Answer: Riders for Health’s goal is to ensure that 21st century health care reaches the millions of people who so desperately need it. According to the World Health Organization, over 11 million people die each year from a handful of preventable and treatable infectious diseases such as measles, malaria and diarrhoeal diseases. Professional public health workers have the necessary expertise to radically improve the health of people living in rural communities, but one health worker can be responsible for up to 20,000 people scattered across miles of hostile terrain. Delivering health care on foot or even by bicycle is nearly impossible.
Riders for Health is tackling this problem by carefully managing reliable, motorised transport. We put in place maintenance and training systems to ensure that African health workers have reliable vehicles that never break down, and which are run for the longest possible time at the lowest possible cost. Working within our system of managed transportation, they are now able to do the job that they were trained to do and can repeatedly reach all the people they need to reach. The result is that today over 10.8 million women, men and children across Africa are able to access the kind of basic health care taken for granted in the developed world, sometimes for the first time in their lives.

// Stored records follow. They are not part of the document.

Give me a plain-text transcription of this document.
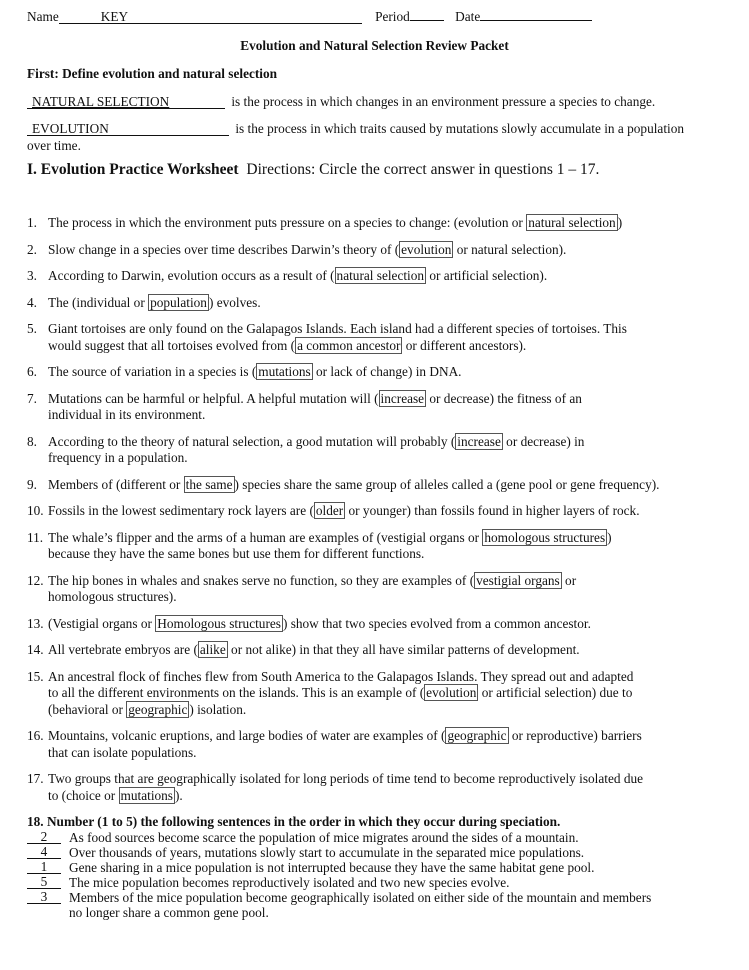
Name	KEY	Period	Date
Evolution and Natural Selection Review Packet
First: Define evolution and natural selection
NATURAL SELECTION	is the process in which changes in an environment pressure a species to change.
EVOLUTION	is the process in which traits caused by mutations slowly accumulate in a population
over time.
I. Evolution Practice Worksheet Directions: Circle the correct answer in questions 1 – 17.
1. The process in which the environment puts pressure on a species to change: (evolution or natural selection )
2. Slow change in a species over time describes Darwin’s theory of ( evolution or natural selection).
3. According to Darwin, evolution occurs as a result of ( natural selection or artificial selection).
4. The (individual or population ) evolves.
5. Giant tortoises are only found on the Galapagos Islands. Each island had a different species of tortoises. This
would suggest that all tortoises evolved from ( a common ancestor or different ancestors).
6. The source of variation in a species is ( mutations or lack of change) in DNA.
7. Mutations can be harmful or helpful. A helpful mutation will ( increase or decrease) the fitness of an
individual in its environment.
8. According to the theory of natural selection, a good mutation will probably ( increase or decrease) in
frequency in a population.
9. Members of (different or the same ) species share the same group of alleles called a (gene pool or gene frequency).
10. Fossils in the lowest sedimentary rock layers are ( older or younger) than fossils found in higher layers of rock.
11. The whale’s flipper and the arms of a human are examples of (vestigial organs or homologous structures )
because they have the same bones but use them for different functions.
12. The hip bones in whales and snakes serve no function, so they are examples of ( vestigial organs or
homologous structures).
13. (Vestigial organs or Homologous structures ) show that two species evolved from a common ancestor.
14. All vertebrate embryos are ( alike or not alike) in that they all have similar patterns of development.
15. An ancestral flock of finches flew from South America to the Galapagos Islands. They spread out and adapted
to all the different environments on the islands. This is an example of ( evolution or artificial selection) due to
(behavioral or geographic ) isolation.
16. Mountains, volcanic eruptions, and large bodies of water are examples of ( geographic or reproductive) barriers
that can isolate populations.
17. Two groups that are geographically isolated for long periods of time tend to become reproductively isolated due
to (choice or mutations ).
18. Number (1 to 5) the following sentences in the order in which they occur during speciation.
2	As food sources become scarce the population of mice migrates around the sides of a mountain.
4	Over thousands of years, mutations slowly start to accumulate in the separated mice populations.
1	Gene sharing in a mice population is not interrupted because they have the same habitat gene pool.
5	The mice population becomes reproductively isolated and two new species evolve.
3	Members of the mice population become geographically isolated on either side of the mountain and members
no longer share a common gene pool.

The second key element of Riders work is training. By training health workers in how to ride or drive vehicles safely, and by educating them in how to carry out the basic checks and maintenance that all vehicles need, Riders is able to help establish a culture of maintenance in the communities in which it works. In 2002 Riders established the International Academy of Vehicle Management in Harare, Zimbabwe, and so far the IAVM has trained over 1,200 delegates.
Riders has developed what is increasingly being called a ‘social entrepreneurial’ approach to solving problems. Riders programmes are funded by its clients using Riders revolutionary cost per kilometre calculator. This calculates the true costs in running a fleet of vehicles, from maintenance to staff costs, from fuel to shipping. This helps governments and agencies budget accurately for transportation, and means that the programmes can be self funding. However, Riders is not a profit making organisation, so could not operate without the generous support of its fundraisers and supporters.